Some people prefer an even more cautious pace, reducing by 10% or less of their most recent dose each month. The process can take months or even years depending on how long someone has been on the medication and how their body responds. After each reduction, a waiting period of three to six months allows enough time to see whether withdrawal symptoms or signs of relapse emerge before making the next cut.
This gradual approach is important precisely because of receptor upregulation.

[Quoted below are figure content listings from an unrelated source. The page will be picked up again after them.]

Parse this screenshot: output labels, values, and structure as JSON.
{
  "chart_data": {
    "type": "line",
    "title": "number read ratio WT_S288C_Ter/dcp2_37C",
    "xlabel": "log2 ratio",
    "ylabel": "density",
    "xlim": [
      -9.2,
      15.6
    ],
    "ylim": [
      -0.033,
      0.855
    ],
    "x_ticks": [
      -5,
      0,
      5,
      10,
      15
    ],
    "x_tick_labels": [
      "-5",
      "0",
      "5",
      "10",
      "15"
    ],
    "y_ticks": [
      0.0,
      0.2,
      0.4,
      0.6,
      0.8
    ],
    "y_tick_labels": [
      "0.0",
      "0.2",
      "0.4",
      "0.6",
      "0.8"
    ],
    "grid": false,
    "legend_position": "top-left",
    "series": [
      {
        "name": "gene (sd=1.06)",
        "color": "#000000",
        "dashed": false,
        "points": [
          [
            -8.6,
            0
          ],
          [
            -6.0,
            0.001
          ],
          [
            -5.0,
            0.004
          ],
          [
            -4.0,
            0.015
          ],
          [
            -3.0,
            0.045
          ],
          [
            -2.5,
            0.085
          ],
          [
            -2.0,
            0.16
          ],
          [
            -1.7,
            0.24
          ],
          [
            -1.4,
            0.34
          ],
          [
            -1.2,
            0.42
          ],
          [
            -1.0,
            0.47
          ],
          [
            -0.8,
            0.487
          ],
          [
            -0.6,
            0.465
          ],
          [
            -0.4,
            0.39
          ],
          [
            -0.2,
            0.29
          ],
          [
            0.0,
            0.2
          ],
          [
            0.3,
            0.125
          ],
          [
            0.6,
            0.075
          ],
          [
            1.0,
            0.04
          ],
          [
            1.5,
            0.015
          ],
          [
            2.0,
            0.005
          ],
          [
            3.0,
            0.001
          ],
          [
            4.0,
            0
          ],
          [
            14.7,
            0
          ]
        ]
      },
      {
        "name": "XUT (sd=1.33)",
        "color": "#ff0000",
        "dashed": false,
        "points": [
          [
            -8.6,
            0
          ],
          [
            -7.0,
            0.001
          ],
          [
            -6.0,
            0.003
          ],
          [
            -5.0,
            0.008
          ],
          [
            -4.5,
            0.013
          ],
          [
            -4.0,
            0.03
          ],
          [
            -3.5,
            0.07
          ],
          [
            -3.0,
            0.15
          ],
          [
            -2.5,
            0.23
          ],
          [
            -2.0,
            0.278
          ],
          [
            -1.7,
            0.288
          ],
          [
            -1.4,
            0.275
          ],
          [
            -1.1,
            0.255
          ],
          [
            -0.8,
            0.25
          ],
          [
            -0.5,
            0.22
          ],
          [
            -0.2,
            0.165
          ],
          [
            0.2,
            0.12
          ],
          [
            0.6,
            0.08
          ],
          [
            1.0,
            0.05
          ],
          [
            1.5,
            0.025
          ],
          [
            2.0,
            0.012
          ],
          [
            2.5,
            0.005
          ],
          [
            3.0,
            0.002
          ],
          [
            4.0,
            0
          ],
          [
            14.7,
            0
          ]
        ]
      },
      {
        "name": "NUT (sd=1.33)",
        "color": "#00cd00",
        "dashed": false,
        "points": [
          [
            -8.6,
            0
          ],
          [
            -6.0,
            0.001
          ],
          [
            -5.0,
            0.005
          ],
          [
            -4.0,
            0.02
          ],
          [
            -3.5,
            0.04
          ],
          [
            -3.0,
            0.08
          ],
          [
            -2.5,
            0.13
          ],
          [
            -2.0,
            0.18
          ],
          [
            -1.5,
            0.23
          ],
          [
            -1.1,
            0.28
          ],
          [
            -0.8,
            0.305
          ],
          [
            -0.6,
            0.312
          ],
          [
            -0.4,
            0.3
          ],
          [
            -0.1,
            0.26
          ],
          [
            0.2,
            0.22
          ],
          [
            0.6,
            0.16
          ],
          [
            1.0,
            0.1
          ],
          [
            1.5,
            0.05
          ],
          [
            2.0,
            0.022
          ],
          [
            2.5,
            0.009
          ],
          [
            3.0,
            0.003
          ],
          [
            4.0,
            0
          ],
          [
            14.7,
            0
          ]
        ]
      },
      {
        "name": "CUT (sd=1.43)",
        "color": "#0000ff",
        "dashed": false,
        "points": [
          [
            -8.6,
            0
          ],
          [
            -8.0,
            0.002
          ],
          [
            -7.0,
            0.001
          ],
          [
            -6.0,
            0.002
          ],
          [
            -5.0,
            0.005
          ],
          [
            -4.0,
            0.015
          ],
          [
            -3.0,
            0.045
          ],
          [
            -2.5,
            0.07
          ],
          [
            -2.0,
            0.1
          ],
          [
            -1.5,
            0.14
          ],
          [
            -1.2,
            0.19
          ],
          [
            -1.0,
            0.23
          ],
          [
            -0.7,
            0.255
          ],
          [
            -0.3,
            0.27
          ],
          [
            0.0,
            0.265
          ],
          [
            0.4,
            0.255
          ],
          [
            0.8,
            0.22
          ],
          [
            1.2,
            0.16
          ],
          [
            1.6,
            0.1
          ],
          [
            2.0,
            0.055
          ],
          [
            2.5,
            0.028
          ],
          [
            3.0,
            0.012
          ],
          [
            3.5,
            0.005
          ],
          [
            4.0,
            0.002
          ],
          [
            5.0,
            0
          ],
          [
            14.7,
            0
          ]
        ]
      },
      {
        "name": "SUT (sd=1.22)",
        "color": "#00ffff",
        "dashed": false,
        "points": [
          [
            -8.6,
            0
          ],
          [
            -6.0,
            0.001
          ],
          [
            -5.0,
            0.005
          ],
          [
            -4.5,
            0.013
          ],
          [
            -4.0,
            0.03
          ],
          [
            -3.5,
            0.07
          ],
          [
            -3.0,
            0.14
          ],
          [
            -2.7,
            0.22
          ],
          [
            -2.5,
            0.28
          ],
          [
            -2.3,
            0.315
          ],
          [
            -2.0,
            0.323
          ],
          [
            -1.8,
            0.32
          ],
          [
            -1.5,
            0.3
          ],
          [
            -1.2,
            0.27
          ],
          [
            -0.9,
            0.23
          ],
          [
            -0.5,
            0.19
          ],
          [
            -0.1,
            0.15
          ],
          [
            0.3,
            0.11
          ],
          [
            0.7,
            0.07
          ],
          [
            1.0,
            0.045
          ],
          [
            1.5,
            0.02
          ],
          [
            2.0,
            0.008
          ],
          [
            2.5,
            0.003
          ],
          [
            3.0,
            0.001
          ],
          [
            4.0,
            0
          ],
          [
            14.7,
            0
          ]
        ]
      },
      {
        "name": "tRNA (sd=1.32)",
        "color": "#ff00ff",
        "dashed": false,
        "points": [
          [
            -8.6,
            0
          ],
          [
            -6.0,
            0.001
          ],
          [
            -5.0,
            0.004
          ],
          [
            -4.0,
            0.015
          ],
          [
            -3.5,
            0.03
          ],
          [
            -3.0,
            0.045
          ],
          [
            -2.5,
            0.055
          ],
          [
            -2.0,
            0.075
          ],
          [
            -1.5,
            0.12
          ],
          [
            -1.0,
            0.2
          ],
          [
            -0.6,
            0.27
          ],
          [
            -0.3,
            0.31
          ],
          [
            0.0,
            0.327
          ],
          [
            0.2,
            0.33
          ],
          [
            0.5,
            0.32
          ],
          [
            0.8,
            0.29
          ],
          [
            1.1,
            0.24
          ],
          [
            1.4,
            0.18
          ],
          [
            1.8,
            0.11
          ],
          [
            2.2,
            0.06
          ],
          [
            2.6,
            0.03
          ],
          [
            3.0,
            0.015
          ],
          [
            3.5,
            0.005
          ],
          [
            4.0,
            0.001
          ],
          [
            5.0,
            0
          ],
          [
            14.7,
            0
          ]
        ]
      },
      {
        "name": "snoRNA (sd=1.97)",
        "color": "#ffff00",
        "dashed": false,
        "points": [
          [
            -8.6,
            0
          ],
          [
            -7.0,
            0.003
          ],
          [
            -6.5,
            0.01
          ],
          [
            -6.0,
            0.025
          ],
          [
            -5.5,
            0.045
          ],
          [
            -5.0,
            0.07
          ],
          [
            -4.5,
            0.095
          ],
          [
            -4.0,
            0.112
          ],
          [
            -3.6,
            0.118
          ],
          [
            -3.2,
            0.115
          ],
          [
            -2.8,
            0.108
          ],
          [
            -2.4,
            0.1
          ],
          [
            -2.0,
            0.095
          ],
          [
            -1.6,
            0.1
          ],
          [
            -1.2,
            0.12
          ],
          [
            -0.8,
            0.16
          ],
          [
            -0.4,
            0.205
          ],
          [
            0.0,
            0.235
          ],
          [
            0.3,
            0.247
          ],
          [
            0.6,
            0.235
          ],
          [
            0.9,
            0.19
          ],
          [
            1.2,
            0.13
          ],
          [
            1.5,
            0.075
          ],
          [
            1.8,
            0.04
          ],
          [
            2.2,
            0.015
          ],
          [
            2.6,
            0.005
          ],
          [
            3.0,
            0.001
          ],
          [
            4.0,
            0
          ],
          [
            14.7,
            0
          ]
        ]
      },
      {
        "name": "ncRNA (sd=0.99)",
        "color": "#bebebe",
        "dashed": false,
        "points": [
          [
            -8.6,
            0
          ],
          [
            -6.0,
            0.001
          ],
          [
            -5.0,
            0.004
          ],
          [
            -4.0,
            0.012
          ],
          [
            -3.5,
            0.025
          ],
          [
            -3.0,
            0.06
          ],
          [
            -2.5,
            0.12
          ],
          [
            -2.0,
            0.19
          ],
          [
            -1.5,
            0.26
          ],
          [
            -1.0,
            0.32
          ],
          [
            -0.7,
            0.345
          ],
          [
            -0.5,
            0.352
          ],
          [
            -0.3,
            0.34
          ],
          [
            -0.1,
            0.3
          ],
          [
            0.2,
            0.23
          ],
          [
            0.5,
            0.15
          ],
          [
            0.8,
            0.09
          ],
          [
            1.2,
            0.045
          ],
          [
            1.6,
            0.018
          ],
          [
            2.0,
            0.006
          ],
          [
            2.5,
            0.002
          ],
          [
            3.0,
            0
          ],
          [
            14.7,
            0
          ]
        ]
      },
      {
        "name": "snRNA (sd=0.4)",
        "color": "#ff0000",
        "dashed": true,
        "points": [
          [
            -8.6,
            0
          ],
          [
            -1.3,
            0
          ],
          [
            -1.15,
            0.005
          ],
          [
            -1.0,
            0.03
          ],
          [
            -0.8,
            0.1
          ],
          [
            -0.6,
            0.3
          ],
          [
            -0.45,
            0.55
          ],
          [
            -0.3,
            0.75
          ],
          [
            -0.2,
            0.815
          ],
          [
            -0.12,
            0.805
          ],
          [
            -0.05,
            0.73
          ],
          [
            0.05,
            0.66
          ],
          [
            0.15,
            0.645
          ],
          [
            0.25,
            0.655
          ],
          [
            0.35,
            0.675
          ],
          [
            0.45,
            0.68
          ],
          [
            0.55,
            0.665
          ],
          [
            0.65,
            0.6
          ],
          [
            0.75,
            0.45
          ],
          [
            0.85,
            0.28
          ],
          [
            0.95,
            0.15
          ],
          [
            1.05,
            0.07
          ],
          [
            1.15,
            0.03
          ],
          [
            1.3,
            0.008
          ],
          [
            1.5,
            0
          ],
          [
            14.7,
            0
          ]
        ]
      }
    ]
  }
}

Each dose reduction gives the brain time to recalibrate, slowly reducing the number of extra dopamine receptors it built up during treatment. Rushing this process increases the risk of both uncomfortable withdrawal symptoms and rebound psychosis.
Dependence Without Addiction
The confusion between dependence and addiction is understandable. Both involve the body adapting to a substance, and both can produce withdrawal symptoms. But addiction requires a psychological component: craving, compulsive use, loss of control, and continued use despite harm. Antipsychotics don’t produce these patterns in the vast majority of people who take them. If anything, the most common problem is the opposite: people stopping their medication too soon because the side effects feel worse than the benefits.
Your body will adjust to antipsychotics over time, and stopping abruptly can make you feel genuinely unwell. That’s a reason to work with a prescriber on a careful tapering plan, not a sign that the medication has you hooked. The distinction matters because fear of addiction keeps some people from starting or continuing medications that meaningfully improve their quality of life.